Mr Naidu or Hero Naidu as we called him, lived next door. His nickname alluded to his pride and joy, his Hero bicycle. Painted in navy blue, with shiny bells on the handlebars on both sides, the saddle cushioned by a blue seat he specially got from Guntur. No one was allowed to touch it, let alone ride it.
He hardly spoke. He wasn't unfriendly – just not a talker, that was all. He lived with his brother’s family in a single room and kept to himself. His life revolved around his job as a supervisor at the vegetable wholesale market, his bicycle and his newspapers. Mr Naidu never took part in street gatherings to discuss politics, never came to anyone’s weddings or baby naming ceremonies. But he was there if anyone needed help with their plumbing or if there was a rat in someone’s water-tank.
On the morning of Ayutha Puja, the prayer day after Dussera, tools and vehicles were cleaned and blessed by gods. It was the day Mr Naidu took his bicycle apart fully on the front yard and cleaned every component. He touched up scratches with exact brand and colour of paint. He oiled every screw and every joint and put them back slowly. When we were kids, he’d let us watch. We couldn’t touch, not even the red bucket filled with water.
“Our Hero will make a fine husband,” Grandmother remarked. “Look how gentle he is.”
Mother snapped her chin to her left shoulder in anger and went back inside. Husbands were not her favourite subject.
The next day, we celebrated Saraswati Pooja, a celebration of books and knowledge, for folks like my father who had bookshelves everywhere. Both in our house and at his mistress'. He got to celebrate the festival twice.
That evening, in a rare relaxing of rules, we were allowed to go to the new cinema into town. Maybe to avoid us watching Grandmother and Father fight about his relationships. Sometimes I wondered if I would be allowed to live like Mr Naidu, in a room in my sister’s house without a husband and would I be called a Hero? Perhaps not.
At the cinema, as we stood outside to go in, holding a Fanta bottle and a bag of popcorn, I saw him.

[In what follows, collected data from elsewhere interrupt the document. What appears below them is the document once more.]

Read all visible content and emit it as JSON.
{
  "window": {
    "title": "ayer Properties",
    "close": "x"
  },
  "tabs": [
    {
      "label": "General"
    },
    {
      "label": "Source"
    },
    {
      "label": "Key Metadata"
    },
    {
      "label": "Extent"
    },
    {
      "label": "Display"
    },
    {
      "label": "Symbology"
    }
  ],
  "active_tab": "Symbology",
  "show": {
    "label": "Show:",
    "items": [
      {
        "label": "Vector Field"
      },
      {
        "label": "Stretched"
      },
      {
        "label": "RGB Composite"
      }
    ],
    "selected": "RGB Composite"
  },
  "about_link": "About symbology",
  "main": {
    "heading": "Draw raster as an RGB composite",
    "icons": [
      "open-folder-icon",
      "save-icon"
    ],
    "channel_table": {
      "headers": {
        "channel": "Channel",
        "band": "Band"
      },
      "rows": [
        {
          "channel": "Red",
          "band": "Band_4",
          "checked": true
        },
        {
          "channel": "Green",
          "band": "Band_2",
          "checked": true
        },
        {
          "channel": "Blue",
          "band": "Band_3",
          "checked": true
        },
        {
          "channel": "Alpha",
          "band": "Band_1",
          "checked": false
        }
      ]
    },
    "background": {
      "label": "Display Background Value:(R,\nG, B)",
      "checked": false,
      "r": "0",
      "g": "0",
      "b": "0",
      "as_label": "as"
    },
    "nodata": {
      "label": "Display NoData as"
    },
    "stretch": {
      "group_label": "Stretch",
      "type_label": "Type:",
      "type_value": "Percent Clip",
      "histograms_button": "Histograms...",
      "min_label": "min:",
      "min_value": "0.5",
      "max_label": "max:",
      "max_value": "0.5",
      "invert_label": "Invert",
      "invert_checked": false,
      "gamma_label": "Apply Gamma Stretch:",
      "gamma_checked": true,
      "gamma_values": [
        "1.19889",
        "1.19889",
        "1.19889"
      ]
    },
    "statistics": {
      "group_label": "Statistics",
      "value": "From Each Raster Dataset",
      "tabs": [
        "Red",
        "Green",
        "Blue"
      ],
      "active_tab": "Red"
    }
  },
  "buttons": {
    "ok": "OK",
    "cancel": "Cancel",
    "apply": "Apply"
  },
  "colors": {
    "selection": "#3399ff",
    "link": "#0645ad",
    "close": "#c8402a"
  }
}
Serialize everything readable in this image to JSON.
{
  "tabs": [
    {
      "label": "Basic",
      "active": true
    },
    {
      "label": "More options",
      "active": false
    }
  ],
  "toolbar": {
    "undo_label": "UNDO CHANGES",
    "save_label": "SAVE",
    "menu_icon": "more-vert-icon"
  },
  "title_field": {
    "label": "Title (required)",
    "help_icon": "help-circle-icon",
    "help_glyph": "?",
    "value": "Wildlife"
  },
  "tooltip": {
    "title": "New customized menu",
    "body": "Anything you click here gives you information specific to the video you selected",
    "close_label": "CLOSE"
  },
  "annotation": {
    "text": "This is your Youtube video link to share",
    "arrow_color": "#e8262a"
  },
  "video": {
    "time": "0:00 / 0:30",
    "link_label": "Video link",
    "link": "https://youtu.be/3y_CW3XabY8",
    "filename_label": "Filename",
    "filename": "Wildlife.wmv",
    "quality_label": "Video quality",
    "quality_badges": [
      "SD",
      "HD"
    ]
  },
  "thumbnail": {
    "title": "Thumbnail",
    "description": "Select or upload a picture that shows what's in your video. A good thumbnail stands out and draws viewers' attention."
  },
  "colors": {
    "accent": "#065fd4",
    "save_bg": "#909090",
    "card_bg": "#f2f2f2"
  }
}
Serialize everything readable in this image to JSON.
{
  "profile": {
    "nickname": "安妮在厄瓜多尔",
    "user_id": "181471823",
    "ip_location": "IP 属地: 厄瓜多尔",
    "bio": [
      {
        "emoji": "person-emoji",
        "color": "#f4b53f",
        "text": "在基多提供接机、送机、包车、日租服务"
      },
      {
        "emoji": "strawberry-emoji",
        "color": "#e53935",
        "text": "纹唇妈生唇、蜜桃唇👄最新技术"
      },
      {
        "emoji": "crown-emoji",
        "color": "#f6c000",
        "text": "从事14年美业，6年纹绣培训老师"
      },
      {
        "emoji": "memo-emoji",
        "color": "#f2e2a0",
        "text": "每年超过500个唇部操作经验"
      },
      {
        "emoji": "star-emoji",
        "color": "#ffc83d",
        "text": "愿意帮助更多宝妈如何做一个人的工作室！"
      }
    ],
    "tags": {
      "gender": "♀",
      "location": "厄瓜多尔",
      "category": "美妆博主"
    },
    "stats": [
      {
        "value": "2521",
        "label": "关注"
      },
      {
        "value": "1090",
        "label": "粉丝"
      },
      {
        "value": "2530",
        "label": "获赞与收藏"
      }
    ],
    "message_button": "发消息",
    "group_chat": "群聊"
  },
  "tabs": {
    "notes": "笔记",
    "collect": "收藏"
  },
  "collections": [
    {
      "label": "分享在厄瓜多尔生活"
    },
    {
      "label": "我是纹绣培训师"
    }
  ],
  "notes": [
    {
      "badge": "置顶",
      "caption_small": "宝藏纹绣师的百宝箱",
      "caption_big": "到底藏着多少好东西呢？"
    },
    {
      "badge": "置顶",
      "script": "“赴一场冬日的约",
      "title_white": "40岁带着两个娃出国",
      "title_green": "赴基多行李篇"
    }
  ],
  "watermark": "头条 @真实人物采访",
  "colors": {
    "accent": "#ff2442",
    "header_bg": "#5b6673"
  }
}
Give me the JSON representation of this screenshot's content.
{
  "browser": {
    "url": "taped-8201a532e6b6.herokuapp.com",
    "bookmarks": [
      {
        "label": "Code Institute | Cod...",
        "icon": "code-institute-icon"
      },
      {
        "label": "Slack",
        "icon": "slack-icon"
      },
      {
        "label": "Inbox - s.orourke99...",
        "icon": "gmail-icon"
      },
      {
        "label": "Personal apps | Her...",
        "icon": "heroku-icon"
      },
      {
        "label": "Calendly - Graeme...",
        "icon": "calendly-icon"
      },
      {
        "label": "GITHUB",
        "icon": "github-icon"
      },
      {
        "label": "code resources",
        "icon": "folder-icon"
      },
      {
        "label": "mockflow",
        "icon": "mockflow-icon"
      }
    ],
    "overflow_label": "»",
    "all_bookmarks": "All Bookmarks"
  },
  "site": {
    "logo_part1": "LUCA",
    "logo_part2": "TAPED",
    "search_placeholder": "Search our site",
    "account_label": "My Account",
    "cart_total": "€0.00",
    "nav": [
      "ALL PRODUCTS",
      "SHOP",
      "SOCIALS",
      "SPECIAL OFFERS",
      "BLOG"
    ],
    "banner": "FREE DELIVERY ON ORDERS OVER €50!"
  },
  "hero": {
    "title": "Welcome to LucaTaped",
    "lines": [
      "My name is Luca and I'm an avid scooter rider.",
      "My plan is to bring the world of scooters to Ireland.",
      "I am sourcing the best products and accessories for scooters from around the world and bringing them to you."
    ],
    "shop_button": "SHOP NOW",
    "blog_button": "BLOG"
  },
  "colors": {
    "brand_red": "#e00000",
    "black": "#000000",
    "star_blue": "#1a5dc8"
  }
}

Them.
Mr Naidu and a younger man in a white shirt. Mr Naidu had his arm around the other man. Like they were buddies. It was more familiar, almost intimate. Mr Naidu seemed happy with a beautiful smile, one that crinkled around his eyes with dimples on both cheeks. Something in their demeanour told me they didn’t want to be seen. I moved away with my sister before Mr Naidu spotted us. I didn’t want to be a voyeur, even if I wasn’t sure what I was seeing.
When we returned home that night, the family fight was nearing its finale. We stood outside listening, waiting for a gap in their arguments.
“You can't help loving whoever you fall in love with. Who’s to say it’s right or wrong?” Father shouted.
“But you’re punishing her,” shouted Grandmother. “It’s not her fault, is it?”
Mother stayed silent as always as her mother-in-law fought on her behalf.
Why must it be someone’s fault, I wondered. Shit happens. Maybe Mother should move on.
My sister rang the doorbell announcing our arrival, pausing their fight for another month.
A week later, as I walked back from college, I spotted him again. The man from the cinema. I looked again. Maybe I had conjured him up from the dust that rose from the diesel buses.
It was him. He stood outside a shop holding a bicycle. Mr Naidu’s Hero. I gasped audibly. Had he stolen it?
Then Mr Naidu came out of the shop and tapped the man on the shoulder. The mystery man got on to the riding saddle. The precious saddle from Guntur.
Mr Naidu perched sideways on the steel carrier at the back like Mother sat behind Father on the scooter when they used to go out, when they were still pretending they had a marriage. It was like someone clicked a bicycle chain on the cogs. Everything seemed to fall into place.
I watched them ride away hoping one day Mr Naidu will ride all the way side-saddle with his friend to our neighbourhood and he’d still be Hero Naidu.